Lo scontro tra Berlino e Bruxelles ha toccato l’apice l’altro giorno, dopo che la Commissione Europea ha presentato il proprio progetto per l’introduzione dei cd. eurobond. Con esso anche le decisioni prese il 26 ottobre scorso nella capitale europea dal direttorio franco-tedesco sono sembrate superate. Il governo federale nega da mesi che una federalizzazione del debito possa essere la strada giusta, non solo perché vi sarebbe un livellamento dei tassi di interesse verso l’alto rispetto alla Germania, ma anche perché si rischierebbe di annullare del tutto gli sforzi riformatori nei paesi periferici. Per le stesse ragioni non sarebbe oggetto di trattativa l´ingresso a gamba tesa della BCE nel mercato dei titoli sovrani, tale da garantire un acquisto potenzialmente illimitato dei bond che gli investitori non vogliono più comprare.
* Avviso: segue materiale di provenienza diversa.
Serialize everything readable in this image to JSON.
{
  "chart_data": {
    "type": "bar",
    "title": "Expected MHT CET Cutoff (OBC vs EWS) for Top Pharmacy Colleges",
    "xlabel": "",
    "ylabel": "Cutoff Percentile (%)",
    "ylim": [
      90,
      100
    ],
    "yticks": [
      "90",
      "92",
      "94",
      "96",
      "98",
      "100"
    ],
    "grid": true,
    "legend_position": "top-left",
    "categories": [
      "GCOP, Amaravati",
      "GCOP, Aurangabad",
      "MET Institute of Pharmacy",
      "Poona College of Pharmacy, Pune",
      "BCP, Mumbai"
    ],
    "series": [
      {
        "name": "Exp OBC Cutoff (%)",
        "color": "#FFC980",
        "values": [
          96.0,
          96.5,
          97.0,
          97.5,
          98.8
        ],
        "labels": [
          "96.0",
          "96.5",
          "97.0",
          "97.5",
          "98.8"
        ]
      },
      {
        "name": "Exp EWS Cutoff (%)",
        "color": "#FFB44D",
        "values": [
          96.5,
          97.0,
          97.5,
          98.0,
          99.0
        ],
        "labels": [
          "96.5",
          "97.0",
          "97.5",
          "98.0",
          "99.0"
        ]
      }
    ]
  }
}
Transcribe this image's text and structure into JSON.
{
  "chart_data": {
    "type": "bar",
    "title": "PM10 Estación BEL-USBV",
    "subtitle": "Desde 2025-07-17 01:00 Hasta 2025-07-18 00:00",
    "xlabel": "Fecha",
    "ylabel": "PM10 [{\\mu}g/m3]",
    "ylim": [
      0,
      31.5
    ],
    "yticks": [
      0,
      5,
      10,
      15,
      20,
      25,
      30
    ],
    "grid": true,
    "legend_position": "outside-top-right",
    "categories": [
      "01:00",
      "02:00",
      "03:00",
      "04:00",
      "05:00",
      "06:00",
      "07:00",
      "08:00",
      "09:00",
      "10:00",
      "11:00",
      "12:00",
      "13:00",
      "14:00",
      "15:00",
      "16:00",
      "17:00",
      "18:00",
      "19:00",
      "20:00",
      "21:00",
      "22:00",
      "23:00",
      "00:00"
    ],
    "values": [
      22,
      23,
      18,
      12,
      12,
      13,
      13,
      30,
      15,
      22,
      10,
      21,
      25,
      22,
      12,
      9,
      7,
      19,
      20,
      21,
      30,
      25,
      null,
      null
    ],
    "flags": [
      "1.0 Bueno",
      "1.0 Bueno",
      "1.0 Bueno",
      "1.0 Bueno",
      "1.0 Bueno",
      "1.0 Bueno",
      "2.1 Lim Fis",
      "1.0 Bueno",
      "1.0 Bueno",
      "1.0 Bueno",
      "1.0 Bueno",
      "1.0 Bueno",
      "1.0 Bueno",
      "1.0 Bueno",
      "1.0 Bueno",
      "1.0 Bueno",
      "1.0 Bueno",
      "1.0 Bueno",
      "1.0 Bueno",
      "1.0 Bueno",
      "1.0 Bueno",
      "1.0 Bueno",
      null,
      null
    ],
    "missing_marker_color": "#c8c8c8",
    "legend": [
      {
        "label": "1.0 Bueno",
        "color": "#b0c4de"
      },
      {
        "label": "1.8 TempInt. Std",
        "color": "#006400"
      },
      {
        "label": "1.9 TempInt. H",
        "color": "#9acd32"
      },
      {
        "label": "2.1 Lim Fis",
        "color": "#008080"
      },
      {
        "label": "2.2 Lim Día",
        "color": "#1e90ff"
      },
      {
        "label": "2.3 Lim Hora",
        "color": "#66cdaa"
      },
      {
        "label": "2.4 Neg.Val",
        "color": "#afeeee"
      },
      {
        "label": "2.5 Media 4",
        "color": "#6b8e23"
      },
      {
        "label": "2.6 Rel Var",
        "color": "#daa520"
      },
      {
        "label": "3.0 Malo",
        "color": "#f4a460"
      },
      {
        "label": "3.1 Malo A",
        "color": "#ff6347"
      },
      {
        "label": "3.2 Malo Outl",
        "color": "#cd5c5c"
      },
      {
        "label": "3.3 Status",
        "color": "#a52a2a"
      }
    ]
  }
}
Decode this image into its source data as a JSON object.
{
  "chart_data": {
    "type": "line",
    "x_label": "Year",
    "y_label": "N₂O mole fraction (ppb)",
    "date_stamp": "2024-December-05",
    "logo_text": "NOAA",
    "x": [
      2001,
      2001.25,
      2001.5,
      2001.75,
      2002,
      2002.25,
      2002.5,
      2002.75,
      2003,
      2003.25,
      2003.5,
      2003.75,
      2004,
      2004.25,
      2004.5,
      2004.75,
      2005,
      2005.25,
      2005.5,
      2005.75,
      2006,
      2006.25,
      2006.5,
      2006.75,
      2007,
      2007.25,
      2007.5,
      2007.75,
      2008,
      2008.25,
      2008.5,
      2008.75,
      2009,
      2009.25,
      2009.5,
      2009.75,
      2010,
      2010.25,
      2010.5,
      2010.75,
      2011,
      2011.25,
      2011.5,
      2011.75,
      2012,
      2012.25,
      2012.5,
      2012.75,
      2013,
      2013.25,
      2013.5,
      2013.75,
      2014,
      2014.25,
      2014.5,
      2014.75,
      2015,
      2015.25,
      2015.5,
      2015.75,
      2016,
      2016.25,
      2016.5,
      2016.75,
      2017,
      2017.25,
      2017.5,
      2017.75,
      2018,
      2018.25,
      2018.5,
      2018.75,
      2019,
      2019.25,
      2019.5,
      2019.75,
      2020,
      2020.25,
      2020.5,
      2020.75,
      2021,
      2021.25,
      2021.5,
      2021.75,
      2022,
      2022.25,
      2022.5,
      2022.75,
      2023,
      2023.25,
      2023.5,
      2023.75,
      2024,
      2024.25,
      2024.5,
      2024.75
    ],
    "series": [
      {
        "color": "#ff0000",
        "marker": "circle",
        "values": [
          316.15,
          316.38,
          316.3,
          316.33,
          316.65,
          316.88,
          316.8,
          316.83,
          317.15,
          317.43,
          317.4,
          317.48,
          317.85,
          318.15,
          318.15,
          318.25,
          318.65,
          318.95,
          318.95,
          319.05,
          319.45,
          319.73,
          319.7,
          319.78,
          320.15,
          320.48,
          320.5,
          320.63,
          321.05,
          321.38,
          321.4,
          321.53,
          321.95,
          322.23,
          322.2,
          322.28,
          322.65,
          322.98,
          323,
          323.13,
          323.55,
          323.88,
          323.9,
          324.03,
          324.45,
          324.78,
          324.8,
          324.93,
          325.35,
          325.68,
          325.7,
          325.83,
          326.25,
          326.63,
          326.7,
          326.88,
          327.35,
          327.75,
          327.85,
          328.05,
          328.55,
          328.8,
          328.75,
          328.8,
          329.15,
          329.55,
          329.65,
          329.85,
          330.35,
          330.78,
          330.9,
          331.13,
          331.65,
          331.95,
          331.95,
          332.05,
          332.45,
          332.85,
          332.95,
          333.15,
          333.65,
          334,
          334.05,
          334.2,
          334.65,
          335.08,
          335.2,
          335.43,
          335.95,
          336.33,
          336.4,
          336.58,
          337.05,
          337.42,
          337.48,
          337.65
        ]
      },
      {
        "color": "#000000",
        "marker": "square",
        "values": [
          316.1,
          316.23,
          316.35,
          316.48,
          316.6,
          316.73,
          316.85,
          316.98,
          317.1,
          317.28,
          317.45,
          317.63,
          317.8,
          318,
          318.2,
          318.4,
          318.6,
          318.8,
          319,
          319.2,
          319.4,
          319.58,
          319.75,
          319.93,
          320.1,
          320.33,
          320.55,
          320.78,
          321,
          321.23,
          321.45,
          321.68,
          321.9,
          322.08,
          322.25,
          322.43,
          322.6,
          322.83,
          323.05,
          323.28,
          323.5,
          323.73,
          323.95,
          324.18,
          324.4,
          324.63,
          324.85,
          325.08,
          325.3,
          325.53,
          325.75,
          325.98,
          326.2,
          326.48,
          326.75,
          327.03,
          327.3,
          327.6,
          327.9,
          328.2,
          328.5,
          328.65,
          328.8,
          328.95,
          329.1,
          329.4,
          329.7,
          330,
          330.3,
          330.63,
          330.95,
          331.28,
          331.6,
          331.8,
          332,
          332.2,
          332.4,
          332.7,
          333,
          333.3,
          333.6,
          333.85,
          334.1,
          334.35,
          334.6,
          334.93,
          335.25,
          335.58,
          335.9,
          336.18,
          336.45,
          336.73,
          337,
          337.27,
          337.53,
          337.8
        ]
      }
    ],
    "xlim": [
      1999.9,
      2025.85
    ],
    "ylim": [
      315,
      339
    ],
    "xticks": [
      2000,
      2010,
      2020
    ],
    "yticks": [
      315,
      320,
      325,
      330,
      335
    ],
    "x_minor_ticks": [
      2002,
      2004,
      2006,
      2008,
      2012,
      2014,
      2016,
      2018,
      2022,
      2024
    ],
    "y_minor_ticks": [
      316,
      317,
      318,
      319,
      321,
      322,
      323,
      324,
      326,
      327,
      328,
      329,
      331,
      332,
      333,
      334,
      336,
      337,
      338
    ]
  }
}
In realtà la posizione tedesca è più sfaccettata al suo interno di quanto venga documentato all’estero. Le ambiguità della signora Merkel si devono sia al suo tipico stile governativo sia alla spaccatura interna alla maggioranza giallo-nera. L’insofferenza verso la politica dei salvataggi aumenta sia nelle file democristiane sia in quelle liberali. D’altra parte, presso altri deputati, aumenta la consapevolezza che soltanto una correzione dell’architettura istituzionale dell’Eurozona così come concepita negli anni Novanta può effettivamente salvare la moneta unica ed evitare il crollo anche del mercato unico. Una correzione con la quale si modifichi cioè il compito atipico attribuito alla BCE e si crei, anche solo parzialmente, un debito pubblico europeo. Allo stesso tempo, però, come chiedono i paesi a tripla A, occorre garantire un maggior coordinamento delle politiche economiche, eventualmente riducendo la sovranità dei paesi più indisciplinati. Finora la partita europeista della Merkel si è giocata soltanto su quest´ultimo fronte, alimentando i risentimenti dei paesi mediterranei travolti dalla recessione.
Negli ambienti parlamentari più scettici verso questa strategia si incomincia a parlare ironicamente di operazione “OccupyEurope” da parte di Berlino, responsabile dei repentini cambi di governo in Italia e in Grecia. Ecco perché alcuni democristiani più pragmatici e molto vicini alla Cancelliera, tra cui Peter Altmaier e Norbert Barthle, non chiudono del tutto la porta a soluzioni di emergenza. A sottolineare le contraddizioni del governo tedesco è stato di recente anche il presidente socialdemocratico Sigmar Gabriel, il quale ha provocatoriamente messo in luce come la Transferunion tanto avversata da liberali e democristiani in realtà vi sia già: l’EFSF da un lato e gli acquisti sul mercato secondario della BCE dall’altro sono il primo passo fatto in questa direzione.
Anche le due organizzazioni confederali delle imprese, BDI e BDA, preoccupate da un tracollo dell’export nell’Eurozona, sembrano intenzionate a voler difendere l’euro a tutti i costi, appoggiando la lenta e progressiva maturazione della signora Merkel, la quale poco alla volta ha sinora sempre ceduto alle richieste di chi chiedeva “più Europa”. Negli uffici del Bundestag si vocifera infatti che eurobond o monetizzazione del debito siano ormai una questione di settimane. Sempre più economisti tedeschi, non da ultimo il capoeconomista di Deutsche Bank Thomas Mayer, ritengono che la BCE sia l’unica istituzione in grado di arginare il clima di sfiducia sui mercati.
Per ora Mario Draghi si è mostrato prudente e sensibile alle esigenze teutoniche, ma non è escluso che, con il via libera della Cancelliera, possa cambiare idea. In tal caso, l’FDP, il partito liberale, sarebbe pronto a far cadere il governo. Anche se, considerato il basso livello di consenso di cui attualmente gode, è probabile che sia ancora una volta costretto al compromesso, pur di evitare le urne. Resta ovviamente l’interrogativo su cosa deciderà la Corte Costituzionale di Karlsruhe, la cui ultima sentenza dei primi giorni di settembre sembrerebbe aver escluso il ricorso alle euroobbligazioni.